How to Get Your CISSO Certification While Working Full Time

You already have a security role. You know the day-to-day. But without formal credentials, your ceiling is lower than your skills deserve. The median wage for cybersecurity specialists in Canada sits at $49.52 an hour — and certified professionals consistently land above it. The C)ISSO certification is one of the most direct routes to a security management title. Here is how to earn it without stepping away from your current job.
What the CISSO Certification Covers
The Certified Information Systems Security Officer (C)ISSO) is Mile2's management-level certification. It is built for security professionals moving into oversight roles — not entry-level positions.
The C)ISSO covers ten domains, including risk management, access controls, network security, security architecture, and business continuity. It is designed to align with how security officers work in Canadian organizations: assessing posture, briefing leadership, and building governance structures holding up under audit.
The Canadian Centre for Cyber Security (CCCS) defines the Information System Security Officer role as one of oversight and reporting — responsible for local security planning and system-level risk management. The C)ISSO maps directly to this scope. If you are working in a mid-level security, IT management, or compliance role, the subject matter will feel familiar. The certification formalizes what you are already doing.
Why Working Full Time Is Not a Barrier
The assumption certification requires a career pause is wrong. Most IT and security professionals earn their credentials while working. Mile2 structures its training to support this path.
The C)ISSO is available in multiple formats: live online instructor-led classes, self-study with recorded content, and scheduled virtual delivery. You do not need to attend in person. You do not need to take weeks off.
A realistic study plan for a working professional looks like this: four to six weeks at eight to ten hours per week. This breaks down to roughly ninety minutes on weekday evenings and a longer block on weekends. The material is dense but organized. You are not memorizing trivia — you are learning a structured approach to security governance reflecting real work environments.
If your employer offers a professional development budget, the C)ISSO is a strong use of it.
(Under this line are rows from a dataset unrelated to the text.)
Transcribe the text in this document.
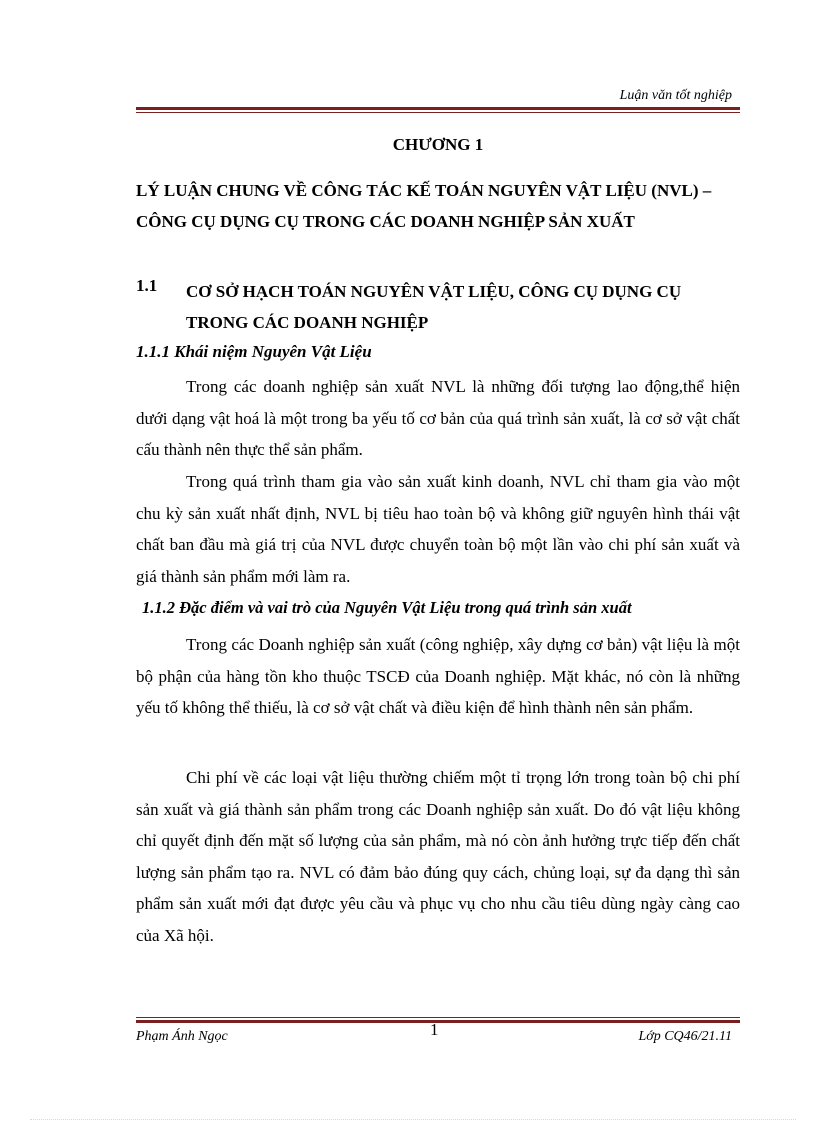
Luận văn tốt nghiệp
CHƯƠNG 1
LÝ LUẬN CHUNG VỀ CÔNG TÁC KẾ TOÁN NGUYÊN VẬT LIỆU (NVL) – CÔNG CỤ DỤNG CỤ TRONG CÁC DOANH NGHIỆP SẢN XUẤT
1.1 CƠ SỞ HẠCH TOÁN NGUYÊN VẬT LIỆU, CÔNG CỤ DỤNG CỤ TRONG CÁC DOANH NGHIỆP
1.1.1 Khái niệm Nguyên Vật Liệu
Trong các doanh nghiệp sản xuất NVL là những đối tượng lao động,thể hiện dưới dạng vật hoá là một trong ba yếu tố cơ bản của quá trình sản xuất, là cơ sở vật chất cấu thành nên thực thể sản phẩm.
Trong quá trình tham gia vào sản xuất kinh doanh, NVL chỉ tham gia vào một chu kỳ sản xuất nhất định, NVL bị tiêu hao toàn bộ và không giữ nguyên hình thái vật chất ban đầu mà giá trị của NVL được chuyển toàn bộ một lần vào chi phí sản xuất và giá thành sản phẩm mới làm ra.
1.1.2 Đặc điểm và vai trò của Nguyên Vật Liệu trong quá trình sản xuất
Trong các Doanh nghiệp sản xuất (công nghiệp, xây dựng cơ bản) vật liệu là một bộ phận của hàng tồn kho thuộc TSCĐ của Doanh nghiệp. Mặt khác, nó còn là những yếu tố không thể thiếu, là cơ sở vật chất và điều kiện để hình thành nên sản phẩm.
Chi phí về các loại vật liệu thường chiếm một tỉ trọng lớn trong toàn bộ chi phí sản xuất và giá thành sản phẩm trong các Doanh nghiệp sản xuất. Do đó vật liệu không chỉ quyết định đến mặt số lượng của sản phẩm, mà nó còn ảnh hưởng trực tiếp đến chất lượng sản phẩm tạo ra. NVL có đảm bảo đúng quy cách, chủng loại, sự đa dạng thì sản phẩm sản xuất mới đạt được yêu cầu và phục vụ cho nhu cầu tiêu dùng ngày càng cao của Xã hội.
Phạm Ánh Ngọc	1	Lớp CQ46/21.11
The certification carries recognition under NSA CNSS 4011-4016 standards and DHS NICCS workforce frameworks — credentials that matter to both Canadian government departments and enterprise security teams.
Building Your Study Routine
Consistency matters more than volume. A scattered approach — two hours one week, nothing the next — will not get you to the exam. A predictable schedule will.
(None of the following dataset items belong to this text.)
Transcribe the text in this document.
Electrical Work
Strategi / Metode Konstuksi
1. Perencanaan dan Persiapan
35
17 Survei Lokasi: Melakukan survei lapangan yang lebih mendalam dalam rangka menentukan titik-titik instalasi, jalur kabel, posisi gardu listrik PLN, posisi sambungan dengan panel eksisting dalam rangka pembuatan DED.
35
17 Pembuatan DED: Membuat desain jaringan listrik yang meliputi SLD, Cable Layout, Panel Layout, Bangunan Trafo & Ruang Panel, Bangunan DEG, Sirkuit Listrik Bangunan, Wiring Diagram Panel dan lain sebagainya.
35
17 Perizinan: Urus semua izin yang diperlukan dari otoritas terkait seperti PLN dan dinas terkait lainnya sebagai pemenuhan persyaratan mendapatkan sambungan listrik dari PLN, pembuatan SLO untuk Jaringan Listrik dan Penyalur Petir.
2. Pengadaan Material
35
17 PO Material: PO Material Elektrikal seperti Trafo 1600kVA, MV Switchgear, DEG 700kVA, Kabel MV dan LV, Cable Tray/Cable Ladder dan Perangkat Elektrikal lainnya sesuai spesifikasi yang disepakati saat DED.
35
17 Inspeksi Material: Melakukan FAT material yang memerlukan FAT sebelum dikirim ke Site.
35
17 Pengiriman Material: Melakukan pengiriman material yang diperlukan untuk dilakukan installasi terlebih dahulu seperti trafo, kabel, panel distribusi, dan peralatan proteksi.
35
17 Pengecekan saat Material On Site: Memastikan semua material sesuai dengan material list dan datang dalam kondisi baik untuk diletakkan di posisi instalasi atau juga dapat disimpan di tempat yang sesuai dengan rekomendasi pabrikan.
Start by reading through the official courseware before your first class. Identify the domains where your work experience gives you an advantage. For most IT professionals, network security and access controls are familiar ground. Risk management frameworks and legal compliance are where the learning curve tends to be steeper.
Use the study blocks you know you will keep. If your evenings are unpredictable, protect your weekend sessions. Mile2's recorded content lets you work at your own pace — you are not locked into a schedule conflicting with your job demands.
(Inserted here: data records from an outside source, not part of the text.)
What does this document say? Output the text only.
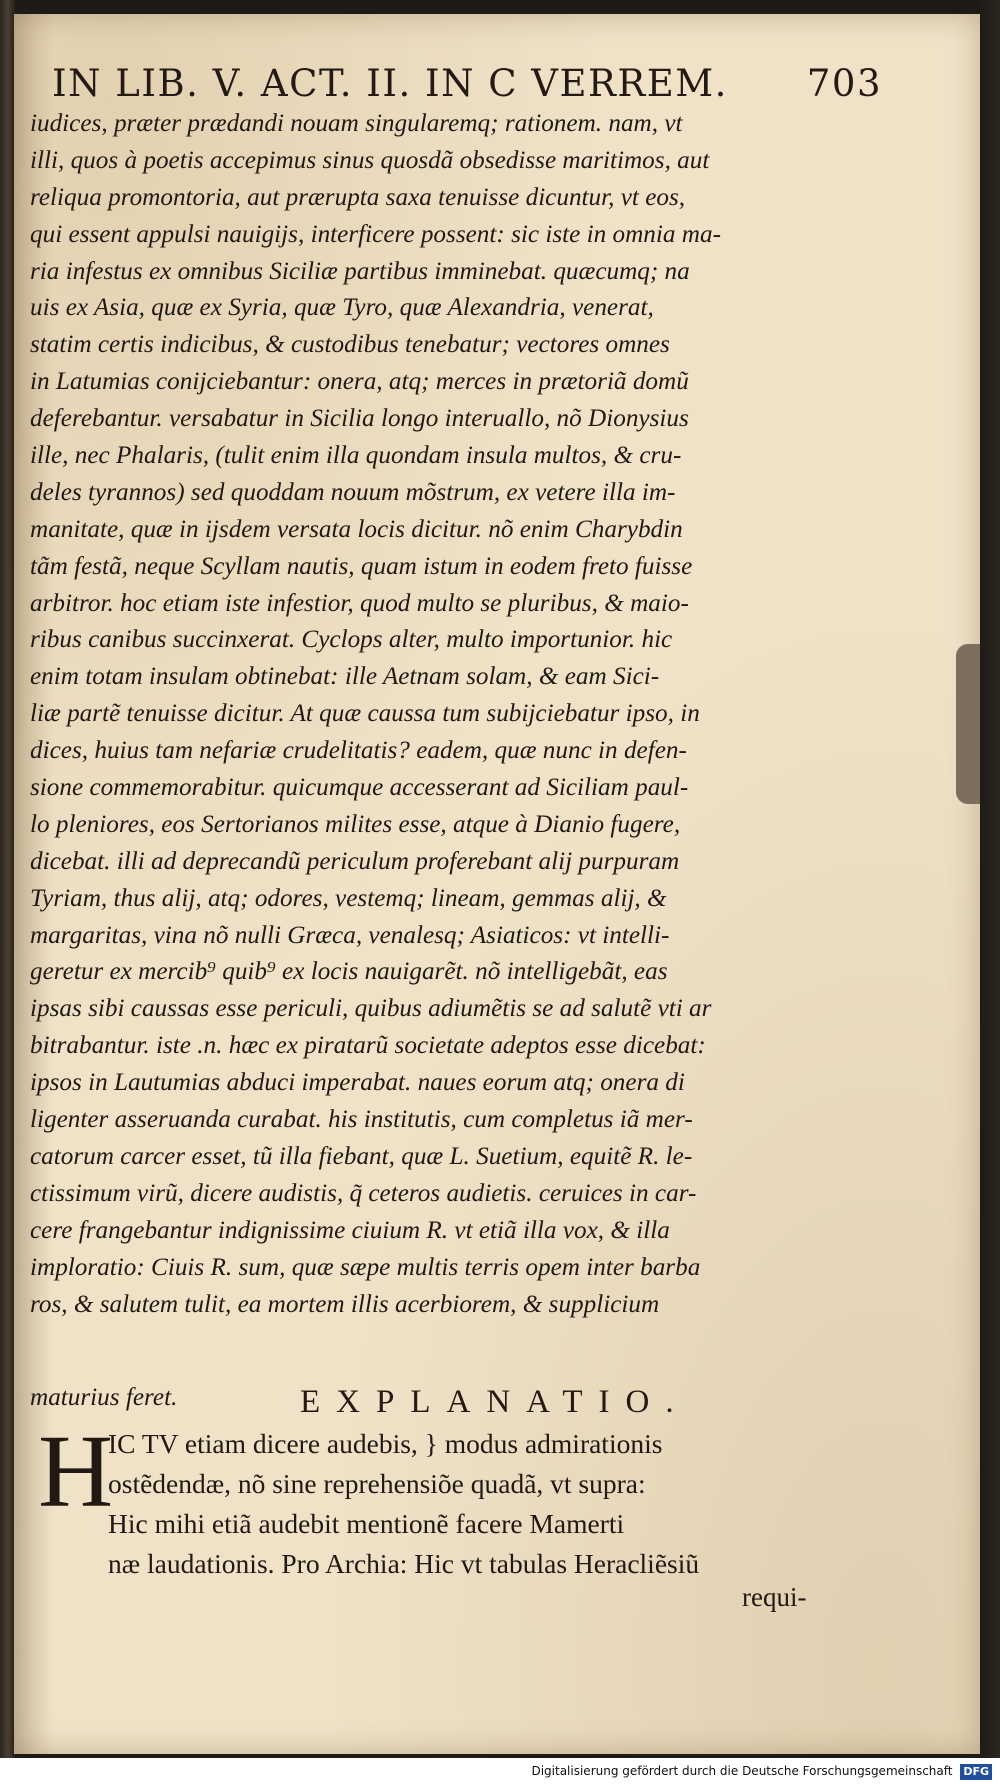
IN LIB. V. ACT. II. IN C VERREM. 703
iudices, præter prædandi nouam singularemq; rationem. nam, vt
illi, quos à poetis accepimus sinus quosdã obsedisse maritimos, aut
reliqua promontoria, aut prærupta saxa tenuisse dicuntur, vt eos,
qui essent appulsi nauigijs, interficere possent: sic iste in omnia ma-
ria infestus ex omnibus Siciliæ partibus imminebat. quæcumq; na
uis ex Asia, quæ ex Syria, quæ Tyro, quæ Alexandria, venerat,
statim certis indicibus, & custodibus tenebatur; vectores omnes
in Latumias conijciebantur: onera, atq; merces in prætoriã domũ
deferebantur. versabatur in Sicilia longo interuallo, nõ Dionysius
ille, nec Phalaris, (tulit enim illa quondam insula multos, & cru-
deles tyrannos) sed quoddam nouum mõstrum, ex vetere illa im-
manitate, quæ in ijsdem versata locis dicitur. nõ enim Charybdin
tãm festã, neque Scyllam nautis, quam istum in eodem freto fuisse
arbitror. hoc etiam iste infestior, quod multo se pluribus, & maio-
ribus canibus succinxerat. Cyclops alter, multo importunior. hic
enim totam insulam obtinebat: ille Aetnam solam, & eam Sici-
liæ partẽ tenuisse dicitur. At quæ caussa tum subijciebatur ipso, in
dices, huius tam nefariæ crudelitatis? eadem, quæ nunc in defen-
sione commemorabitur. quicumque accesserant ad Siciliam paul-
lo pleniores, eos Sertorianos milites esse, atque à Dianio fugere,
dicebat. illi ad deprecandũ periculum proferebant alij purpuram
Tyriam, thus alij, atq; odores, vestemq; lineam, gemmas alij, &
margaritas, vina nõ nulli Græca, venalesq; Asiaticos: vt intelli-
geretur ex mercib⁹ quib⁹ ex locis nauigarẽt. nõ intelligebãt, eas
ipsas sibi caussas esse periculi, quibus adiumẽtis se ad salutẽ vti ar
bitrabantur. iste .n. hæc ex piratarũ societate adeptos esse dicebat:
ipsos in Lautumias abduci imperabat. naues eorum atq; onera di
ligenter asseruanda curabat. his institutis, cum completus iã mer-
catorum carcer esset, tũ illa fiebant, quæ L. Suetium, equitẽ R. le-
ctissimum virũ, dicere audistis, q̃ ceteros audietis. ceruices in car-
cere frangebantur indignissime ciuium R. vt etiã illa vox, & illa
imploratio: Ciuis R. sum, quæ sæpe multis terris opem inter barba
ros, & salutem tulit, ea mortem illis acerbiorem, & supplicium
maturius feret.	EXPLANATIO.
H
IC TV etiam dicere audebis, } modus admirationis
ostẽdendæ, nõ sine reprehensiõe quadã, vt supra:
Hic mihi etiã audebit mentionẽ facere Mamerti
næ laudationis. Pro Archia: Hic vt tabulas Heracliẽsiũ
requi-
Digitalisierung gefördert durch die Deutsche Forschungsgemeinschaft DFG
Connect the material to your current responsibilities. If you are reviewing access control policies at work, apply what you are reading to your own systems. Certification knowledge sticks faster when it has a real context to anchor it.
What Comes After the C)ISSO
The C)ISSO opens the path to security officer and security manager titles. In Canadian organizations, these roles carry responsibility for policy development, vendor risk assessment, incident escalation, and compliance reporting.
The Certified Information Security Risk Manager (C)CISRM) is a natural next step for professionals aiming to specialize in risk frameworks. The C)CISRM focuses on threat modelling, risk treatment strategies, and integration with frameworks like ITSG-33 — the Canadian government's primary security control standard — and ISO 27001. Together, the C)ISSO and C)CISRM form a strong foundation for senior security leadership roles.
The Canadian government's Canadian Program for Cyber Security Certification (CPCSC), which launched Level 1 requirements in April 2026 for defence contractors, is increasing demand for professionals who hold recognized credentials. Organizations bidding on government contracts need staff who understand information security governance at a documented, structured level. The C)ISSO speaks directly to this requirement.
The Right Time to Start
There is no ideal window in your schedule. There is only the decision to start and the discipline to protect your study time.
According to the Government of Canada's Job Bank, cybersecurity specialist wages range from $30 to $72 an hour nationally — and management-level roles sit toward the top of that band. The C)ISSO positions you for those roles without requiring you to pause your career to get there.
If you are working in IT or security and you want a credential reflecting the level of work you are already doing, the C)ISSO is a direct investment in your trajectory. The material is rigorous. The path is structured. You do not need to wait for the perfect moment — you need a schedule and a commitment to keep it.